Space in the rear would allow minor servicing of the police vehicles with oil and other fluids, or emergency cleaning from a sick or contaminated prisoner, duties which officers usually do themselves. The space would also provide an area for processing vehicles that might have been involved in a crime scene. There would be a temporary storage area for animals, an armory, and, a response team room where officers could be equipped for handling special emergencies.
The second floor would house the locker and fitness rooms with access to the administration area, where the chief and the captains would have offices. There is space for the administrative assistant and the secretary to the captains. Both a conference room for small meetings would be available as well as a room that could be set-up as a major crime room for detectives and the prosecutor who is also housed there.
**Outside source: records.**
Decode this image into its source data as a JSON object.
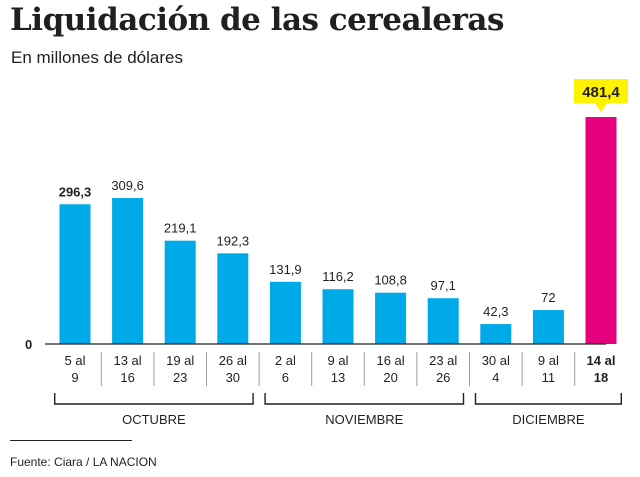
{
  "title": "Liquidación de las cerealeras",
  "subtitle": "En millones de dólares",
  "source": "Fuente: Ciara / LA NACION",
  "colors": {
    "bar": "#00a9e7",
    "highlight_bar": "#e5007e",
    "callout": "#fff200",
    "text": "#231f20"
  },
  "chart_data": {
    "type": "bar",
    "title": "Liquidación de las cerealeras",
    "subtitle": "En millones de dólares",
    "xlabel": "",
    "ylabel": "",
    "zero_label": "0",
    "ylim": [
      0,
      481.4
    ],
    "grid": false,
    "legend": "none",
    "categories": [
      [
        "5 al",
        "9"
      ],
      [
        "13 al",
        "16"
      ],
      [
        "19 al",
        "23"
      ],
      [
        "26 al",
        "30"
      ],
      [
        "2 al",
        "6"
      ],
      [
        "9 al",
        "13"
      ],
      [
        "16 al",
        "20"
      ],
      [
        "23 al",
        "26"
      ],
      [
        "30 al",
        "4"
      ],
      [
        "9 al",
        "11"
      ],
      [
        "14 al",
        "18"
      ]
    ],
    "values": [
      296.3,
      309.6,
      219.1,
      192.3,
      131.9,
      116.2,
      108.8,
      97.1,
      42.3,
      72,
      481.4
    ],
    "value_labels": [
      "296,3",
      "309,6",
      "219,1",
      "192,3",
      "131,9",
      "116,2",
      "108,8",
      "97,1",
      "42,3",
      "72",
      "481,4"
    ],
    "bold_value_labels": [
      0
    ],
    "highlight_index": 10,
    "groups": [
      {
        "label": "OCTUBRE",
        "start": 0,
        "end": 3
      },
      {
        "label": "NOVIEMBRE",
        "start": 4,
        "end": 7
      },
      {
        "label": "DICIEMBRE",
        "start": 8,
        "end": 10
      }
    ]
  }
}
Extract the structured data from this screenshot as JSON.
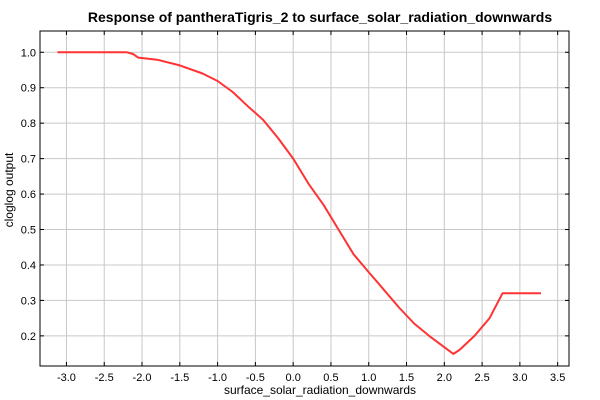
{
  "chart_data": {
    "type": "line",
    "title": "Response of pantheraTigris_2 to surface_solar_radiation_downwards",
    "xlabel": "surface_solar_radiation_downwards",
    "ylabel": "cloglog output",
    "xlim": [
      -3.35,
      3.65
    ],
    "ylim": [
      0.115,
      1.06
    ],
    "xticks": [
      "-3.0",
      "-2.5",
      "-2.0",
      "-1.5",
      "-1.0",
      "-0.5",
      "0.0",
      "0.5",
      "1.0",
      "1.5",
      "2.0",
      "2.5",
      "3.0",
      "3.5"
    ],
    "yticks": [
      "0.2",
      "0.3",
      "0.4",
      "0.5",
      "0.6",
      "0.7",
      "0.8",
      "0.9",
      "1.0"
    ],
    "grid": true,
    "series": [
      {
        "color": "#ff3333",
        "x": [
          -3.12,
          -2.2,
          -2.12,
          -2.05,
          -1.8,
          -1.5,
          -1.2,
          -1.0,
          -0.8,
          -0.6,
          -0.4,
          -0.2,
          0.0,
          0.2,
          0.4,
          0.6,
          0.8,
          1.0,
          1.2,
          1.4,
          1.6,
          1.8,
          2.0,
          2.12,
          2.2,
          2.4,
          2.6,
          2.77,
          3.28
        ],
        "y": [
          1.0,
          1.0,
          0.995,
          0.985,
          0.979,
          0.963,
          0.94,
          0.919,
          0.888,
          0.848,
          0.81,
          0.758,
          0.7,
          0.63,
          0.57,
          0.5,
          0.43,
          0.38,
          0.33,
          0.28,
          0.235,
          0.2,
          0.168,
          0.149,
          0.16,
          0.2,
          0.25,
          0.32,
          0.32
        ]
      }
    ]
  }
}
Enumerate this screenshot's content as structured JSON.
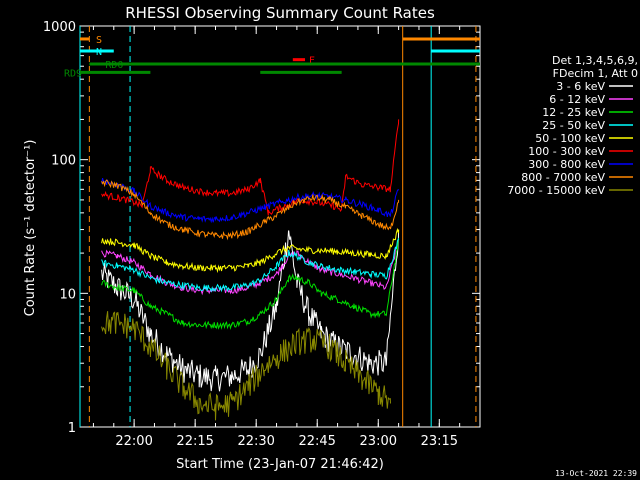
{
  "chart_data": {
    "type": "line",
    "title": "RHESSI Observing Summary Count Rates",
    "xlabel": "Start Time (23-Jan-07 21:46:42)",
    "ylabel": "Count Rate (s⁻¹ detector⁻¹)",
    "x_ticks": [
      "22:00",
      "22:15",
      "22:30",
      "22:45",
      "23:00",
      "23:15"
    ],
    "y_ticks": [
      "1",
      "10",
      "100",
      "1000"
    ],
    "y_scale": "log",
    "ylim": [
      1,
      1000
    ],
    "xlim": [
      "21:46:42",
      "23:25:00"
    ],
    "legend_header": [
      "Det 1,3,4,5,6,9,",
      "FDecim 1, Att 0"
    ],
    "series": [
      {
        "name": "3 - 6 keV",
        "color": "#ffffff",
        "points": [
          [
            "21:52",
            14
          ],
          [
            "21:56",
            11
          ],
          [
            "22:00",
            9
          ],
          [
            "22:04",
            5
          ],
          [
            "22:08",
            3.5
          ],
          [
            "22:12",
            2.7
          ],
          [
            "22:16",
            2.4
          ],
          [
            "22:20",
            2.3
          ],
          [
            "22:24",
            2.4
          ],
          [
            "22:28",
            2.7
          ],
          [
            "22:31",
            3.5
          ],
          [
            "22:35",
            8
          ],
          [
            "22:38",
            30
          ],
          [
            "22:40",
            12
          ],
          [
            "22:43",
            7
          ],
          [
            "22:46",
            5
          ],
          [
            "22:50",
            4
          ],
          [
            "22:54",
            3.5
          ],
          [
            "22:58",
            3
          ],
          [
            "23:02",
            3
          ],
          [
            "23:05",
            30
          ]
        ]
      },
      {
        "name": "6 - 12 keV",
        "color": "#ff44ff",
        "points": [
          [
            "21:52",
            20
          ],
          [
            "21:56",
            19
          ],
          [
            "22:00",
            17
          ],
          [
            "22:04",
            14
          ],
          [
            "22:08",
            12
          ],
          [
            "22:12",
            11
          ],
          [
            "22:16",
            10.5
          ],
          [
            "22:20",
            10.5
          ],
          [
            "22:24",
            10.5
          ],
          [
            "22:28",
            11
          ],
          [
            "22:31",
            12
          ],
          [
            "22:35",
            14
          ],
          [
            "22:38",
            19
          ],
          [
            "22:40",
            20
          ],
          [
            "22:43",
            17
          ],
          [
            "22:46",
            15
          ],
          [
            "22:50",
            14
          ],
          [
            "22:54",
            13
          ],
          [
            "22:58",
            12
          ],
          [
            "23:02",
            11
          ],
          [
            "23:05",
            25
          ]
        ]
      },
      {
        "name": "12 - 25 keV",
        "color": "#00dd00",
        "points": [
          [
            "21:52",
            12
          ],
          [
            "21:56",
            11
          ],
          [
            "22:00",
            10.5
          ],
          [
            "22:04",
            8
          ],
          [
            "22:08",
            7
          ],
          [
            "22:12",
            6
          ],
          [
            "22:16",
            5.8
          ],
          [
            "22:20",
            5.8
          ],
          [
            "22:24",
            5.8
          ],
          [
            "22:28",
            6.2
          ],
          [
            "22:31",
            7
          ],
          [
            "22:35",
            9
          ],
          [
            "22:38",
            13
          ],
          [
            "22:40",
            13
          ],
          [
            "22:43",
            12
          ],
          [
            "22:46",
            10
          ],
          [
            "22:50",
            9
          ],
          [
            "22:54",
            8
          ],
          [
            "22:58",
            7
          ],
          [
            "23:02",
            7
          ],
          [
            "23:05",
            25
          ]
        ]
      },
      {
        "name": "25 - 50 keV",
        "color": "#00ffff",
        "points": [
          [
            "21:52",
            17
          ],
          [
            "21:56",
            16
          ],
          [
            "22:00",
            15
          ],
          [
            "22:04",
            13
          ],
          [
            "22:08",
            12
          ],
          [
            "22:12",
            11.5
          ],
          [
            "22:16",
            11
          ],
          [
            "22:20",
            11
          ],
          [
            "22:24",
            11
          ],
          [
            "22:28",
            11.5
          ],
          [
            "22:31",
            12.5
          ],
          [
            "22:35",
            16
          ],
          [
            "22:38",
            20
          ],
          [
            "22:40",
            19
          ],
          [
            "22:43",
            17
          ],
          [
            "22:46",
            16
          ],
          [
            "22:50",
            15
          ],
          [
            "22:54",
            14.5
          ],
          [
            "22:58",
            14
          ],
          [
            "23:02",
            13.5
          ],
          [
            "23:05",
            25
          ]
        ]
      },
      {
        "name": "50 - 100 keV",
        "color": "#ffff00",
        "points": [
          [
            "21:52",
            25
          ],
          [
            "21:56",
            24
          ],
          [
            "22:00",
            23
          ],
          [
            "22:04",
            19
          ],
          [
            "22:08",
            17
          ],
          [
            "22:12",
            16
          ],
          [
            "22:16",
            15.5
          ],
          [
            "22:20",
            15.5
          ],
          [
            "22:24",
            15.5
          ],
          [
            "22:28",
            16
          ],
          [
            "22:31",
            17
          ],
          [
            "22:35",
            20
          ],
          [
            "22:38",
            22
          ],
          [
            "22:40",
            21.5
          ],
          [
            "22:43",
            21
          ],
          [
            "22:46",
            21
          ],
          [
            "22:50",
            20.5
          ],
          [
            "22:54",
            20
          ],
          [
            "22:58",
            19.5
          ],
          [
            "23:02",
            19
          ],
          [
            "23:05",
            30
          ]
        ]
      },
      {
        "name": "100 - 300 keV",
        "color": "#ff0000",
        "points": [
          [
            "21:52",
            55
          ],
          [
            "21:56",
            52
          ],
          [
            "22:00",
            48
          ],
          [
            "22:02",
            45
          ],
          [
            "22:04",
            85
          ],
          [
            "22:08",
            70
          ],
          [
            "22:12",
            62
          ],
          [
            "22:16",
            58
          ],
          [
            "22:20",
            56
          ],
          [
            "22:24",
            56
          ],
          [
            "22:28",
            60
          ],
          [
            "22:31",
            70
          ],
          [
            "22:33",
            40
          ],
          [
            "22:37",
            45
          ],
          [
            "22:41",
            50
          ],
          [
            "22:45",
            48
          ],
          [
            "22:49",
            45
          ],
          [
            "22:51",
            42
          ],
          [
            "22:52",
            75
          ],
          [
            "22:56",
            65
          ],
          [
            "23:00",
            62
          ],
          [
            "23:03",
            60
          ],
          [
            "23:05",
            200
          ]
        ]
      },
      {
        "name": "300 - 800 keV",
        "color": "#0000ff",
        "points": [
          [
            "21:52",
            70
          ],
          [
            "21:56",
            65
          ],
          [
            "22:00",
            58
          ],
          [
            "22:04",
            45
          ],
          [
            "22:08",
            40
          ],
          [
            "22:12",
            37
          ],
          [
            "22:16",
            36
          ],
          [
            "22:20",
            36
          ],
          [
            "22:24",
            37
          ],
          [
            "22:28",
            40
          ],
          [
            "22:32",
            44
          ],
          [
            "22:36",
            48
          ],
          [
            "22:40",
            52
          ],
          [
            "22:44",
            54
          ],
          [
            "22:48",
            53
          ],
          [
            "22:52",
            50
          ],
          [
            "22:56",
            46
          ],
          [
            "23:00",
            42
          ],
          [
            "23:03",
            38
          ],
          [
            "23:05",
            60
          ]
        ]
      },
      {
        "name": "800 - 7000 keV",
        "color": "#ff8800",
        "points": [
          [
            "21:52",
            68
          ],
          [
            "21:56",
            64
          ],
          [
            "22:00",
            55
          ],
          [
            "22:04",
            40
          ],
          [
            "22:08",
            33
          ],
          [
            "22:12",
            30
          ],
          [
            "22:16",
            28
          ],
          [
            "22:20",
            27
          ],
          [
            "22:24",
            27
          ],
          [
            "22:28",
            29
          ],
          [
            "22:32",
            34
          ],
          [
            "22:36",
            40
          ],
          [
            "22:40",
            48
          ],
          [
            "22:44",
            52
          ],
          [
            "22:48",
            50
          ],
          [
            "22:52",
            44
          ],
          [
            "22:56",
            38
          ],
          [
            "23:00",
            33
          ],
          [
            "23:03",
            30
          ],
          [
            "23:05",
            50
          ]
        ]
      },
      {
        "name": "7000 - 15000 keV",
        "color": "#888800",
        "points": [
          [
            "21:52",
            6
          ],
          [
            "21:56",
            6
          ],
          [
            "22:00",
            5.5
          ],
          [
            "22:04",
            4
          ],
          [
            "22:08",
            2.8
          ],
          [
            "22:12",
            2
          ],
          [
            "22:16",
            1.5
          ],
          [
            "22:20",
            1.4
          ],
          [
            "22:24",
            1.5
          ],
          [
            "22:28",
            2
          ],
          [
            "22:32",
            2.8
          ],
          [
            "22:36",
            3.5
          ],
          [
            "22:40",
            4.3
          ],
          [
            "22:44",
            4.5
          ],
          [
            "22:48",
            4
          ],
          [
            "22:52",
            3
          ],
          [
            "22:56",
            2.3
          ],
          [
            "23:00",
            1.8
          ],
          [
            "23:03",
            1.5
          ]
        ]
      }
    ],
    "state_bars": [
      {
        "label": "S",
        "color": "#ff8800",
        "y": 800,
        "segments": [
          [
            "21:46:42",
            "21:49"
          ],
          [
            "23:06",
            "23:25"
          ]
        ]
      },
      {
        "label": "N",
        "color": "#00ffff",
        "y": 650,
        "segments": [
          [
            "21:46:42",
            "21:55"
          ],
          [
            "23:13",
            "23:25"
          ]
        ]
      },
      {
        "label": "F",
        "color": "#ff0000",
        "y": 560,
        "segments": [
          [
            "22:39",
            "22:42"
          ]
        ]
      },
      {
        "label": "RD0",
        "color": "#008800",
        "y": 520,
        "segments": [
          [
            "21:49",
            "23:25"
          ]
        ]
      },
      {
        "label": "RD9",
        "color": "#008800",
        "y": 450,
        "segments": [
          [
            "21:46:42",
            "22:04"
          ],
          [
            "22:31",
            "22:51"
          ]
        ]
      }
    ],
    "vertical_lines": [
      {
        "t": "21:46:42",
        "color": "#00ffff",
        "style": "solid"
      },
      {
        "t": "21:49",
        "color": "#ff8800",
        "style": "dashed"
      },
      {
        "t": "21:59",
        "color": "#00ffff",
        "style": "dashed"
      },
      {
        "t": "23:06",
        "color": "#ff8800",
        "style": "solid"
      },
      {
        "t": "23:13",
        "color": "#00ffff",
        "style": "solid"
      },
      {
        "t": "23:24",
        "color": "#ff8800",
        "style": "dashed"
      }
    ],
    "grid": false,
    "legend_position": "right"
  },
  "footer": {
    "timestamp": "13-Oct-2021 22:39"
  }
}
The selectmen sat silently, sometimes smiling and nodding heads in apparent agreement over the plans which Wrenn called a "dynamite design." No criticism was made about any of part of the plans, which will be on display for the public in the selectmen's room. Selectman Bonnie Searle asked if the estimate was still over $5 million. Wrenn said that was correct; however, the cost of the building fully equipped would be $3.4 million. Intangible costs could possibly be further reduced depending on the disposition of the courthouse and the town buildings. There is $100,000 in his budget to move the courthouse. He stated that the costs had already been reduced and that the building was not an office building but a 24-hour turn-key facility that had been planned to take hard use and abuse.
Wrenn gave credit to captain Timothy Crotts, Steve Henderson (head of the patrolmen association), and other officers who had put forth many suggestions and much effort in the design. He cited the cooperation and extra efforts of project architect Joseph Griffith and the personnel at Kaestle Bros. Associates.